A limited liability company, or LLC, is a popular business structure among small business owners. An LLC is created once an individual submits a document, often called an articles of organization, with a state business licensing agency. The only way to undo the creation of an LLC once the LLC’s articles of organization have been accepted is to file another document, usually called an articles of dissolution, with the state business licensing agency.
Conduct a vote among LLC members to dissolve the LLC. If your LLC has an operating agreement, follow any voting provisions set forth in that document pertaining to dissolution. If your LLC does not have an operating agreement, state LLC statutes typically require a unanimous vote of LLC members.

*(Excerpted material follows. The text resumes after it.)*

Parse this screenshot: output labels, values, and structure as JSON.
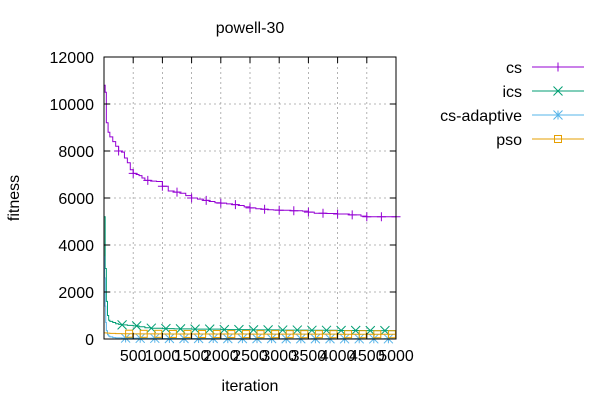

Obtain and file a notice of winding up. If your LLC has contracts with other companies, you'll need to give those companies notice that your LLC will be ceasing operations. The state agency that registers business organizations typically provides these forms for you to fill out and send to the appropriate companies.
Wind up the affairs of the LLC. If the LLC has entered into any contracts, these contracts must be “wound up” before the LLC can be dissolved. Any assets owned by the LLC must be sold. Proceeds from the sale of LLC assets must be used to pay creditors of the LLC. If any proceeds are left after creditors are paid, LLC members receive the remainder.
Obtain an articles of dissolution form from the state business licensing agency. These forms are sometimes provided online by state agencies.
Fill out the articles of dissolution form. While state requirements vary, you will typically need to provide the name of your LLC and the date of dissolution. All members of your LLC must sign the articles of dissolution form.
File the articles of dissolution form. It may cost up to about $25 to dissolve an LLC, though some states do not charge a fee at all. The articles of dissolution form must be filed with the state business entity registration agency.